Амнет пришел вслед за Хасаном ас-Сабахом — ибо ассасин назвал свое имя в самом начале пути — в узкую долину, по которой струилась неширокая речка, пробивая себе путь к Галилейскому озеру. В сером предутреннем свете Амнет разглядел, что это была зеленая низина среди холмов, склоны которой защищали от знойного западного ветра и нежную траву под ногами, и цветущие деревья. Речку Амнет не видел, но различал ее певучее журчание среди замшелых камней. Эти звуки были для него сравнимы с отдаленным колокольным звоном во французской деревне. Проснувшиеся перед рассветом птицы отвечали речке звонким щебетанием.
Имя, которое назвал ассасин, ничего не говорило Амнету. Оно было похоже на имя любого араба, который противостоял французской гегемонии на Востоке. Тот факт, что это был ассасин более могущественный, нежели простой смертный, не страшил рыцаря; Амнет был тамплиером, обладавшим могуществом, не доступным простому смертному. Нетрудно было поверить в то, что в мире появился некто, подобный ему.
— Где расположено это место? — спросил он.
— Мы достаточно далеко от Тиверии, чтобы христианский гарнизон не услышал твоих криков о помощи. И достаточно далеко от поля битвы у Гаттина, чтобы Саладин не услышал моих.
— Это магическое место, — заметил Томас Амнет. Ассасин быстро обернулся и посмотрел ему в лицо.
Первые лучи солнца обнаружили тень сомнения на его лице.
— Это всего лишь магия природы — свет, бегущая вода, живые растения. Не более того.
— Чего же больше? Эта магия была самой первой и до сих пор остается самой сильной.
— Немного же ты знаешь о магии, если это кажется тебе силой.
Хасан согнул колени и прыгнул назад. Толчок переместил его на двадцать футов, через реку, на вершину серого камня, возвышавшегося на целых десять футов над головой Томаса.

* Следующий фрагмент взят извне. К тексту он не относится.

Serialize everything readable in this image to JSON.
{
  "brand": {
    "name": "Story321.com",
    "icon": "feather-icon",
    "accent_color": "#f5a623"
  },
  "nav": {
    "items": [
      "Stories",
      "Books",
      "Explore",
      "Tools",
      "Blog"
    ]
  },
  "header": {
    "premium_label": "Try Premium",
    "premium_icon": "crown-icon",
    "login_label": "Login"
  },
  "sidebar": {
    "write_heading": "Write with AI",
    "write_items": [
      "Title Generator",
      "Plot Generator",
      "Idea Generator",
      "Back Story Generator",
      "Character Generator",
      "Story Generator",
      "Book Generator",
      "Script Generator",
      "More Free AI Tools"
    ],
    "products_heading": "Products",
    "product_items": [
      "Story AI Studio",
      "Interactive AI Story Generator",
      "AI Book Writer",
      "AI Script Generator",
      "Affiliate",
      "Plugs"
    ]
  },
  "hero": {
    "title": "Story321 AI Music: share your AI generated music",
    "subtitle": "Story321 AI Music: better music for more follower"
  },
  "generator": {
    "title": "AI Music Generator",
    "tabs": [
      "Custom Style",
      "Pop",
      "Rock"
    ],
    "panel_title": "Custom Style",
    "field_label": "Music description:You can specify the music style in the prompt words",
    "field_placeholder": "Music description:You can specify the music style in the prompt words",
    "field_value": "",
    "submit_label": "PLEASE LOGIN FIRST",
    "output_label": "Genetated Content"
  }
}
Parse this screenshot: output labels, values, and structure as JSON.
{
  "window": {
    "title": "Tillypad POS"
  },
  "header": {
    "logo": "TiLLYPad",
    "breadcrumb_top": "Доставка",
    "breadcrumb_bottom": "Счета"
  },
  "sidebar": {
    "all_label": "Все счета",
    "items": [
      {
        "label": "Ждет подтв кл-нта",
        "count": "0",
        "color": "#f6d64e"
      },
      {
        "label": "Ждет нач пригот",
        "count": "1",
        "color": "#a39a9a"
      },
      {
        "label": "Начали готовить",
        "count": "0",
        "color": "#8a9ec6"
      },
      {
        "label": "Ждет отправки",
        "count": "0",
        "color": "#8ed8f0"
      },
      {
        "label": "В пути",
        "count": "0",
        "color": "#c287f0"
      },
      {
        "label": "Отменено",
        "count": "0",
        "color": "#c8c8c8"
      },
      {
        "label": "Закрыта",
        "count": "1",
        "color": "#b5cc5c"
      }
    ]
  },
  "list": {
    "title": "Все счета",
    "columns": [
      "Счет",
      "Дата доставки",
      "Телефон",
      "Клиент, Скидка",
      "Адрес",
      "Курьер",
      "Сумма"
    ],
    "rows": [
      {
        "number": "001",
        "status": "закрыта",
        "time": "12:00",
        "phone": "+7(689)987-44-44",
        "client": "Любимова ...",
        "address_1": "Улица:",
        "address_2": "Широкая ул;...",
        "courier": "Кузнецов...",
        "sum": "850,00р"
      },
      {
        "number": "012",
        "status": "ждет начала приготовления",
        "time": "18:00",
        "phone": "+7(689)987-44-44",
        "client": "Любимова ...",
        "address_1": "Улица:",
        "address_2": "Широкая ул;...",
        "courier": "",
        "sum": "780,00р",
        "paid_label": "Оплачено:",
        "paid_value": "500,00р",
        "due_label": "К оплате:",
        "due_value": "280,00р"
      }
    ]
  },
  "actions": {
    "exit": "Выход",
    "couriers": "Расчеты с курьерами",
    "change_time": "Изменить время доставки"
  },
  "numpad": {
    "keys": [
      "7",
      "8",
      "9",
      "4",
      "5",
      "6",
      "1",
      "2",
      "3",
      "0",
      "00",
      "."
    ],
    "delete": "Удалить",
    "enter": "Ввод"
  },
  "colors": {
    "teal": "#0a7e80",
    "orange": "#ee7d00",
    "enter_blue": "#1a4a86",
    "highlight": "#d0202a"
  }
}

— А что ты знаешь о магии, — спросил Амнет, — если презираешь силу земли, сумевшую заставить пустыню цвести?
— Вот что я знаю!
Ассасин соединил руки на уровне груди, выставил локти наружу и как бы обхватил согнутыми пальцами и ладонями круглое пространство дюймов четырнадцати в диаметре. Напрягая руки, он затрачивал неимоверное количество энергии. Амнету вспомнились холодные нормандские зимы, мальчишки, играющие в войну снежками. Хасан сейчас походил на мальчика, который собирает руками рассыпанные ледяные кристаллы и, сдавливая их силой рук и собственной воли, делает из них снаряд для броска. Его пальцы и ладони не соединялись, казалось, что-то удерживает их на расстоянии друг от друга. Лучи рассвета, проникшие в долину, выхватили ссутулившуюся фигуру и нечто — кольцо на пальце? кристаллик песка в складках кожи? — ярко сверкнувшее между ладонями Хасана. Последним дрожащим усилием Хасан выбросил руки вперед, направляя это нечто в голову Амнета.